Not only did the ancient crone have a small Cross tattooed into her forehead right above the eyebrows and running down into the nose, she also had her mother's name tattooed onto her left wrist, and her father's name tattooed onto her right wrists. She was 90 if she was day, maybe more, honestly. And the story behind the tattoos was amazing.
She is the only person we have met here in the former Yugoslavia who was born in the era of the Ottoman Empire. And it seems the Turks had a penchant for taking young children away and whisking them off to Turkey. The way that one people group here began to combat the child-taking was by tattooing the Cross into their foreheads and the names of the parents on each arm. That way the parents and the child would forever know to whom the child genuinely belonged. And to this day, this ancient Vloch woman clearly has a cross tattooed into the middle of her forehead.

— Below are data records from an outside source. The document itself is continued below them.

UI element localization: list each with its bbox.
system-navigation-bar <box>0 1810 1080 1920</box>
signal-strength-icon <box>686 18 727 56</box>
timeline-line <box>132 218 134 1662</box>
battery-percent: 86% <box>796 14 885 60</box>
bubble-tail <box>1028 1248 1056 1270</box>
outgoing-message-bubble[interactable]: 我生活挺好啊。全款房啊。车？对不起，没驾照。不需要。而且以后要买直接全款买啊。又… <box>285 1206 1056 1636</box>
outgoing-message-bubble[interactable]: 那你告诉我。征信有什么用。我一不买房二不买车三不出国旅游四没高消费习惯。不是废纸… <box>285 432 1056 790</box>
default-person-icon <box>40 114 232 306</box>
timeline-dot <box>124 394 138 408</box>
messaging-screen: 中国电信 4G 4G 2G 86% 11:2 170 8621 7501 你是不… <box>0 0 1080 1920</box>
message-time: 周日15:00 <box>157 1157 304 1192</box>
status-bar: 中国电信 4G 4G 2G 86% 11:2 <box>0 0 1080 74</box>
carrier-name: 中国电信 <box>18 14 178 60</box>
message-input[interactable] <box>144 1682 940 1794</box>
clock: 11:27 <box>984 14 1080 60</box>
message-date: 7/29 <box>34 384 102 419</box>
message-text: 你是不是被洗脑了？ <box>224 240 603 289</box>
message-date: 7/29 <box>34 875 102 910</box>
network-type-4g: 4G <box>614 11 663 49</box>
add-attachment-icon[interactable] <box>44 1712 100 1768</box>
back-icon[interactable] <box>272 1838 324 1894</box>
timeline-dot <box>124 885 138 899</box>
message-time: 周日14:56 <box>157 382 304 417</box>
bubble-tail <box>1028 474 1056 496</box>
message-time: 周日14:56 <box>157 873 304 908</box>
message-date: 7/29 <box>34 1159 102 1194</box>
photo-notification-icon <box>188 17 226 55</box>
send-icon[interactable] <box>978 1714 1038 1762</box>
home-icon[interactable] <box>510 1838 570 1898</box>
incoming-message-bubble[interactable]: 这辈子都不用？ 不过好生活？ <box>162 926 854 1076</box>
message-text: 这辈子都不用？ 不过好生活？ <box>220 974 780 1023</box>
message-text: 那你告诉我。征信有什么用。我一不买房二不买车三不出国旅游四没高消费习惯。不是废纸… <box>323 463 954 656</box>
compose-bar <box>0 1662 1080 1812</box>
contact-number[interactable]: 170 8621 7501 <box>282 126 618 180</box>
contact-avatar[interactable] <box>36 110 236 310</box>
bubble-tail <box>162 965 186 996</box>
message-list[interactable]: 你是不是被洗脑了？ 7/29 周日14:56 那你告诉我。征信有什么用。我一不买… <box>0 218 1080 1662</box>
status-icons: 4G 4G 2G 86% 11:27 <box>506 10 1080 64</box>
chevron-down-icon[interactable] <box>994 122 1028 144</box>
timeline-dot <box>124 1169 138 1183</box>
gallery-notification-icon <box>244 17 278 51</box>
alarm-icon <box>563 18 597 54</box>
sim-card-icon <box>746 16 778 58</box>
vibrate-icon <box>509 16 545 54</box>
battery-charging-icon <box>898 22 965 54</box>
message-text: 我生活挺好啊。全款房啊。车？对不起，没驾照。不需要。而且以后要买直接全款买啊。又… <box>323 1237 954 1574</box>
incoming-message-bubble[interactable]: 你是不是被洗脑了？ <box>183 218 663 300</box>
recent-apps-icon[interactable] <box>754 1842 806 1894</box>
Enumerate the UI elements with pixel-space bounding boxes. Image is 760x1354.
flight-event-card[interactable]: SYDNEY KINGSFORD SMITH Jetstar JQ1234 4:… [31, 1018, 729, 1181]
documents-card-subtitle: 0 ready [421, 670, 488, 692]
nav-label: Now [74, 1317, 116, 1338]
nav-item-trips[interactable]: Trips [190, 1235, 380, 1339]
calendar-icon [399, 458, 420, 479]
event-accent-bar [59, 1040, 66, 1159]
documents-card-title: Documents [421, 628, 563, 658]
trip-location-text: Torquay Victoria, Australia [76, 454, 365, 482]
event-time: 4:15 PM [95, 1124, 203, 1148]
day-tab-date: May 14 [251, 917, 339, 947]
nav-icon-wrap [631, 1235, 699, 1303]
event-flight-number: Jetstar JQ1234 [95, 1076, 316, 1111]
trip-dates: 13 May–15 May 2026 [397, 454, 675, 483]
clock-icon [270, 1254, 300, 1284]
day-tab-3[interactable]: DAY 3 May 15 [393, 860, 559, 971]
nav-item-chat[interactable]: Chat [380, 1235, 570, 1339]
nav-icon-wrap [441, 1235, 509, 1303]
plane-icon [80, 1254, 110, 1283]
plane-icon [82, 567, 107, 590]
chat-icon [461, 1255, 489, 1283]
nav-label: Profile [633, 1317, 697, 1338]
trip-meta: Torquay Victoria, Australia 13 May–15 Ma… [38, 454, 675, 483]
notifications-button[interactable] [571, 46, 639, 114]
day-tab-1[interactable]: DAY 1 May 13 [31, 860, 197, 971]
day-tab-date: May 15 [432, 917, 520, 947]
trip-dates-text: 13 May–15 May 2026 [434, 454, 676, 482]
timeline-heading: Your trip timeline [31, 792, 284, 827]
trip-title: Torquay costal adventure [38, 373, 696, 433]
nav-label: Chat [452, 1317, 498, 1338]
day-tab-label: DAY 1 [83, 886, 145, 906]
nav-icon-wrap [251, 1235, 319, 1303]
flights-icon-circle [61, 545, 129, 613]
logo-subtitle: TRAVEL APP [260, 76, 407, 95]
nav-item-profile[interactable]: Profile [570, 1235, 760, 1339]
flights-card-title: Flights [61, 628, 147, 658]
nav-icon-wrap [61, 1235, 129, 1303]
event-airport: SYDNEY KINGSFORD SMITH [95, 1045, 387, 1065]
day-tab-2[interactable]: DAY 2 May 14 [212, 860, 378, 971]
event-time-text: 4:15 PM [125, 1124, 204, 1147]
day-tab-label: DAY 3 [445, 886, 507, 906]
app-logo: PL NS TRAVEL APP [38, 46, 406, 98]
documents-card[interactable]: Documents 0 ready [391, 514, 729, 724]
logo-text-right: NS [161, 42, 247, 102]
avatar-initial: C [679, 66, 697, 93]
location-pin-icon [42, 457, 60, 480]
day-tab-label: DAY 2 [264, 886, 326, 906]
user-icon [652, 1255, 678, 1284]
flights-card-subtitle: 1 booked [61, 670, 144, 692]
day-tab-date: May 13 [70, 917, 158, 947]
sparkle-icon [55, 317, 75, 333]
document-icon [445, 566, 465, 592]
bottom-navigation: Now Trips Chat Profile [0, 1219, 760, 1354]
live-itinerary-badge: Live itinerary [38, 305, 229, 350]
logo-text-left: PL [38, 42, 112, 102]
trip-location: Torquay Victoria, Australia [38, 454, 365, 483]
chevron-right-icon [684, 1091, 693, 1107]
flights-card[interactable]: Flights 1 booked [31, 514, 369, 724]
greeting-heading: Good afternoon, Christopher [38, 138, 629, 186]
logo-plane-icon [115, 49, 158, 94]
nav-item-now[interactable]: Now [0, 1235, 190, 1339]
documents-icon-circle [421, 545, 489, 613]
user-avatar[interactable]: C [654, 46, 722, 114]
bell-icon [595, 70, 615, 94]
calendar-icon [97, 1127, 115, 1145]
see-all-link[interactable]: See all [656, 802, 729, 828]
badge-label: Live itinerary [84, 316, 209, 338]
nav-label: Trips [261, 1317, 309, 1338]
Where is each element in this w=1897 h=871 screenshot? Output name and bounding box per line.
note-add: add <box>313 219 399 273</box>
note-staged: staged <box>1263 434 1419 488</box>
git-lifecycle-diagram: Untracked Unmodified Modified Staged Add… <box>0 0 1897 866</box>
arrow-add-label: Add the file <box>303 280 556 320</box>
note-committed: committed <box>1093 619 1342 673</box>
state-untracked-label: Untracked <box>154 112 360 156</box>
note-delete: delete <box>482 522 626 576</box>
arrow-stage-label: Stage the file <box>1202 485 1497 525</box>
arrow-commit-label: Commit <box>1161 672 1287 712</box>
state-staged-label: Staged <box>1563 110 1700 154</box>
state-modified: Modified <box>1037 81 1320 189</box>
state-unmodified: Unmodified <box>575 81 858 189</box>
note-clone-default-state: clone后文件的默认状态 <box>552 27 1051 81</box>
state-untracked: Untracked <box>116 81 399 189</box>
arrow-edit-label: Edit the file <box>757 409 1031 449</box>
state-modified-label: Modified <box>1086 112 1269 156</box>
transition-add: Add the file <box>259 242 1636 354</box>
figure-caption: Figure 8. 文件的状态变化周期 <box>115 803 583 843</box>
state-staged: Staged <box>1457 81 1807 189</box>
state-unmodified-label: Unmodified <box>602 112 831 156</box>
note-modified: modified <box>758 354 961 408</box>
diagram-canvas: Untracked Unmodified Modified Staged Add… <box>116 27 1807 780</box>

I think perhaps we should start this tradition once again . . . in the church . . . where we who say we are Jehovah's children would make the strongest declaration of that fact, a Cross tattooed into our foreheads, and several names of God tattooed onto each wrist. Isn't that the kind of declaration of possession, faith and commitment He is longing for from us? Isn't that the type of irreversible binder we should place on our lives? Why wouldn't we do that? Oh . . . the answer to that question is all too revealing.
1 comment:
And He in turn has engraved us on the palm of His hand (Isa 49:16)
What a very touching story and magnificent application! Thank you!